Lingonberries are small, pea-sized berries that grow on small, evergreen shrubs. At most, the bush will grow up to 16 inches (40cm) tall. Its waxy leaves are a dark green. The plant is native to both Northern Europe and North America, but does not grow well in areas that have hot summers. It propagates itself via underground roots. The bush produces white flowers (unlike the Cranberry bush, to which it is often compared, which has pink flowers.)
The bush will start being fruit in its second year of growth.

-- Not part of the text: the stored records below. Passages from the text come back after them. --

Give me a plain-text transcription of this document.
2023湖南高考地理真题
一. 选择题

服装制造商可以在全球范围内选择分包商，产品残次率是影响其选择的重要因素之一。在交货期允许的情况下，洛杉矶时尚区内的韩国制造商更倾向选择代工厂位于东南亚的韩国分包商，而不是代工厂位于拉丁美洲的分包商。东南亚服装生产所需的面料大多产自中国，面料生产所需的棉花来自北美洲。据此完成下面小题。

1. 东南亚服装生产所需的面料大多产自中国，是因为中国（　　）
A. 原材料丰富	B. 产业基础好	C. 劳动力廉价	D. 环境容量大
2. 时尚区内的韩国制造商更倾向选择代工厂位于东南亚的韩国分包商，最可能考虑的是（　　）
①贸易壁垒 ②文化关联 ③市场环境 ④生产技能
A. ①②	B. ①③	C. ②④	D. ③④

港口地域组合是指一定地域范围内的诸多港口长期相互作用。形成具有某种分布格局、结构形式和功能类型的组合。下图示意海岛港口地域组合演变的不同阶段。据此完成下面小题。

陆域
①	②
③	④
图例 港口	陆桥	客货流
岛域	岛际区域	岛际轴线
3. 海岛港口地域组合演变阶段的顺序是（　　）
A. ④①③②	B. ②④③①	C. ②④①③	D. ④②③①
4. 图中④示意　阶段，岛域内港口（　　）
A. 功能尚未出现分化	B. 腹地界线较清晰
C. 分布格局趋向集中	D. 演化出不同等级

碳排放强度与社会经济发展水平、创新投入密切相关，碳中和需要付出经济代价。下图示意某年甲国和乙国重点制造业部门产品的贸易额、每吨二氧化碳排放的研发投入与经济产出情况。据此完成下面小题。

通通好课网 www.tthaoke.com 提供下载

It blooms in early spring and again in summer, allowing it to bear two crops of fruit equalling about a pound (450g) of berries a year. The final crop of the year will ripen in early fall.
The berries are still generally harvested from the wild, though attempts are being made at cultivation. Some North American farmers are looking at getting into the business of cultivating Lingonberries owing to the growing red tape around growing cranberries (which requires water usage permits, etc.) Commercially, the berries are harvested using berry rakes. In Germany, testing is now (2004) underway on mechanical harvesting.
The berries are similar to Cranberries in shape, colour and texture, though they are not as tart as Cranberries. They are usually sold as juice, syrups or preserves.
Lingonberry varieties include Koralle, Sanna, Splendor, Sussi, Red Pearl, Regal and Dwarf Lingonberry
"Vaccinium vitis-idaea var. vitis-idaea L." is the scientific name of the European version of Lingonberries; "Vaccinium vitis-idaea var. minus Lodd." is the North American version.